The donated equipment includes a VMech 2220 tool carrier, a tow-behind unit attached to a vineyard tractor that serves as a platform to attach tools for mechanized operations. Tool attachments include a rotary pruner, a shoot thinner and a cordon brush. The equipment was donated by Midwest Grower Supply, based in Stanberry, Mo., that acquired the Oxbo Vineyard Mechanization product line in April and now markets it as the VMech brand. Kurtural used this type of equipment for recent mechanization field trials in commercial vineyards, with assistance from the former Oxbo equipment dealer in nearby Kingsburg. These field trials demonstrated that, when compared with hand-labor operations, mechanical box-pruning and shoot thinning could save money while maintaining vine balance and achieving similar or better yields and quality with varieties such as Syrah, Cabernet Sauvignon and Pinot Gris grown in the San Joaquin Valley.
Graduate student Michael Cook demonstrated a Clemens mechanical leaf remover that was donated to Fresno State. The machine has been successfully used in research trials to open vine canopies to improve airflow and reduce disease pressure, and to allow more sunlight to reach grape clusters and improve color.
Grape Day attendees toured Kurtural’s lab in the VERC facility where researchers Geoff Dervishian and Tiffany Gunduz discussed how the yield and quality parameters of grapes are analyzed for current studies of the effects of irrigation management and specific canopy-management practices with mechanized operations.

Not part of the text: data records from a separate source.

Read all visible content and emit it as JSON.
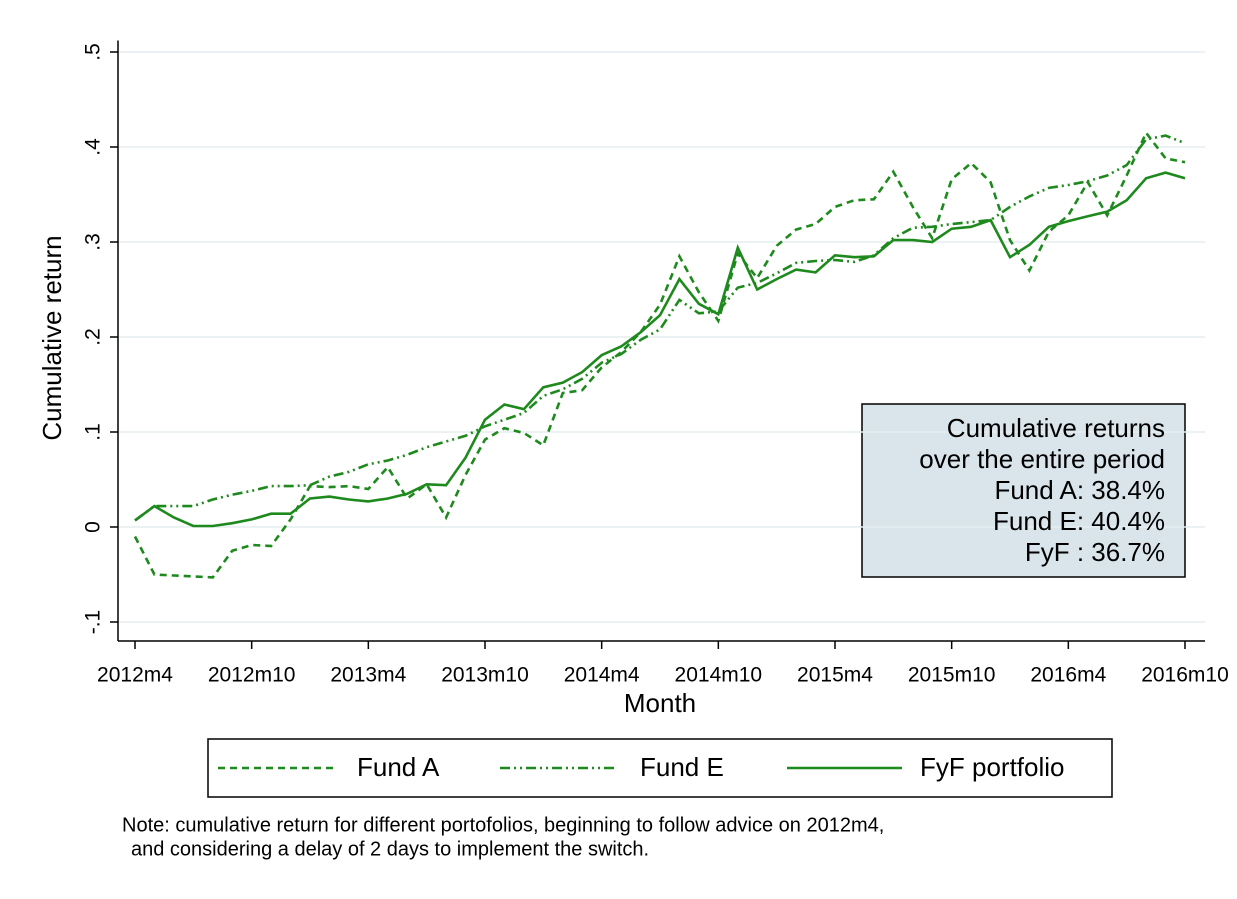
{
  "chart_data": {
    "type": "line",
    "x_label": "Month",
    "y_label": "Cumulative return",
    "categories": [
      "2012m4",
      null,
      null,
      null,
      null,
      null,
      "2012m10",
      null,
      null,
      null,
      null,
      null,
      "2013m4",
      null,
      null,
      null,
      null,
      null,
      "2013m10",
      null,
      null,
      null,
      null,
      null,
      "2014m4",
      null,
      null,
      null,
      null,
      null,
      "2014m10",
      null,
      null,
      null,
      null,
      null,
      "2015m4",
      null,
      null,
      null,
      null,
      null,
      "2015m10",
      null,
      null,
      null,
      null,
      null,
      "2016m4",
      null,
      null,
      null,
      null,
      null,
      "2016m10"
    ],
    "series": [
      {
        "name": "Fund A",
        "color": "#1e8a1e",
        "line_style": "dash",
        "values": [
          -0.01,
          -0.05,
          -0.051,
          -0.052,
          -0.053,
          -0.025,
          -0.019,
          -0.02,
          0.008,
          0.043,
          0.042,
          0.043,
          0.04,
          0.063,
          0.03,
          0.045,
          0.01,
          0.055,
          0.092,
          0.104,
          0.099,
          0.086,
          0.141,
          0.144,
          0.168,
          0.184,
          0.205,
          0.234,
          0.285,
          0.247,
          0.217,
          0.288,
          0.262,
          0.296,
          0.313,
          0.319,
          0.337,
          0.344,
          0.345,
          0.374,
          0.337,
          0.304,
          0.366,
          0.383,
          0.363,
          0.302,
          0.27,
          0.311,
          0.328,
          0.363,
          0.328,
          0.37,
          0.415,
          0.388,
          0.384
        ]
      },
      {
        "name": "Fund E",
        "color": "#1e8a1e",
        "line_style": "dashdot",
        "values": [
          0.007,
          0.022,
          0.022,
          0.022,
          0.029,
          0.034,
          0.038,
          0.043,
          0.043,
          0.044,
          0.053,
          0.058,
          0.066,
          0.07,
          0.076,
          0.084,
          0.09,
          0.096,
          0.106,
          0.113,
          0.12,
          0.138,
          0.145,
          0.156,
          0.173,
          0.182,
          0.197,
          0.208,
          0.239,
          0.225,
          0.227,
          0.252,
          0.257,
          0.267,
          0.278,
          0.28,
          0.281,
          0.279,
          0.286,
          0.304,
          0.315,
          0.316,
          0.319,
          0.321,
          0.323,
          0.337,
          0.348,
          0.357,
          0.36,
          0.364,
          0.37,
          0.381,
          0.408,
          0.412,
          0.404
        ]
      },
      {
        "name": "FyF portfolio",
        "color": "#1e8a1e",
        "line_style": "solid",
        "values": [
          0.007,
          0.022,
          0.01,
          0.001,
          0.001,
          0.004,
          0.008,
          0.014,
          0.014,
          0.03,
          0.032,
          0.029,
          0.027,
          0.03,
          0.035,
          0.045,
          0.044,
          0.073,
          0.113,
          0.129,
          0.124,
          0.147,
          0.152,
          0.163,
          0.181,
          0.19,
          0.205,
          0.223,
          0.261,
          0.235,
          0.224,
          0.294,
          0.25,
          0.261,
          0.271,
          0.268,
          0.286,
          0.284,
          0.285,
          0.302,
          0.302,
          0.3,
          0.314,
          0.316,
          0.323,
          0.284,
          0.297,
          0.316,
          0.322,
          0.327,
          0.332,
          0.344,
          0.367,
          0.373,
          0.367
        ]
      }
    ],
    "ylim": [
      -0.12,
      0.51
    ],
    "yticks": [
      {
        "value": -0.1,
        "label": "-.1"
      },
      0,
      {
        "value": 0.1,
        "label": ".1"
      },
      {
        "value": 0.2,
        "label": ".2"
      },
      {
        "value": 0.3,
        "label": ".3"
      },
      {
        "value": 0.4,
        "label": ".4"
      },
      {
        "value": 0.5,
        "label": ".5"
      }
    ],
    "grid": true,
    "annotation": [
      "Cumulative returns",
      "over the entire period",
      "Fund A: 38.4%",
      "Fund E: 40.4%",
      "FyF : 36.7%"
    ],
    "note": [
      "Note: cumulative return for different portofolios, beginning to follow advice on 2012m4,",
      "and considering a delay of 2 days to implement the switch."
    ]
  }
}
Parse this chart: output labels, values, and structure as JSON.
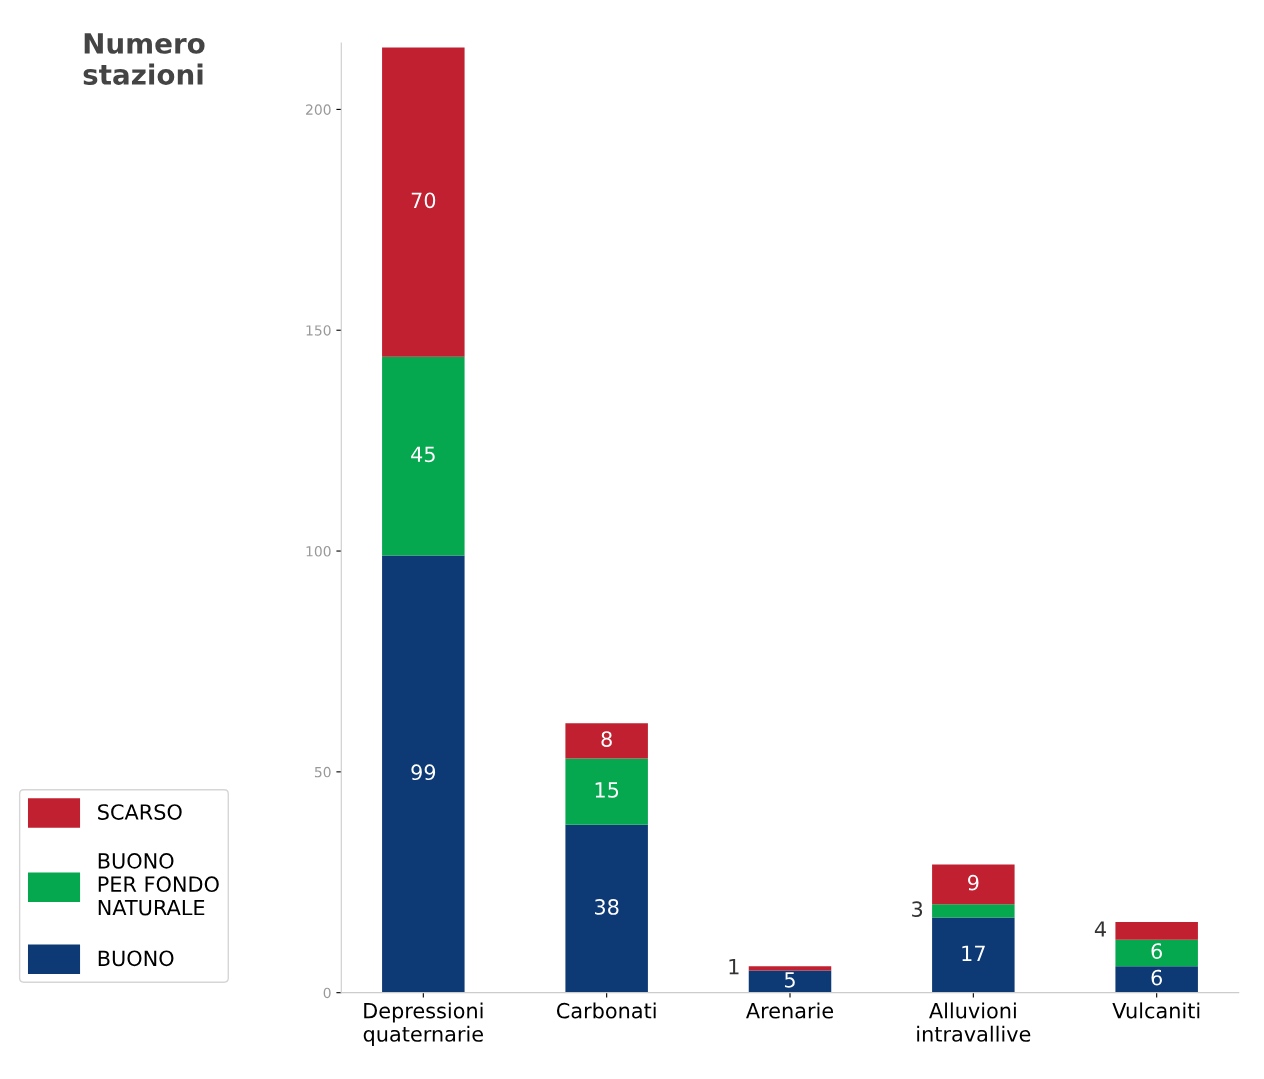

The lab uses high-performance liquid chromatography (HPLC) equipment and a spectrophotometer to analyze multiple grape skin and seed chemical compounds and concentrations.
Petrucci Library upgrades, fundraising campaign
The V.E. Petrucci Library, a valuable source of current and historical grape and wine information, recently moved to a larger, remodeled space within the VERC facility to better serve students, faculty and the industry. The library is named for Vincent E. Petrucci, a founder of the viticulture and enology programs at Fresno State and a former faculty member who donated many materials in the libra ry.
The Petrucci Library is different among viticulture and enology libraries at U.S. universities in that it is embedded within the department’s academic facility rather than housed within the main campus library, as at most institutions. In addition, the library has its own full-time staff librarian. Britt Foster, hired in 2012, holds a master of library and information science degree from the University of California, Los Angeles, and is a member of the American Library Association.
The library collection includes current and historic trade periodicals and scientific research journals, a collection of academic and research conference proceedings dating back to Petrucci’s attendance at conferences worldwide, a viticulture and enology book and textbook collection including historic books dating to the 1860s, and a collection of books about general agriculture and supporting sciences such as biochemistry, plant chemistry, soil science and microbiology.
Foster said, “The library is free and open to all, with industry and the general public invited to visit during open hours. Books and materials can be checked out by obtaining a community borrower’s card from the main campus Henry Madden Library.” Information about hours and collections resources is available online.
The library is supported by an endowment fund through the Viticulture and Enology Alumni Association. A yearlong fundraising campaign is in progress, started by former department chair Dr. Robert Wample, who has offered to match up to $40,000 in contributions made through Dec. 31, 2014. Foster said donations to date are near $20,000.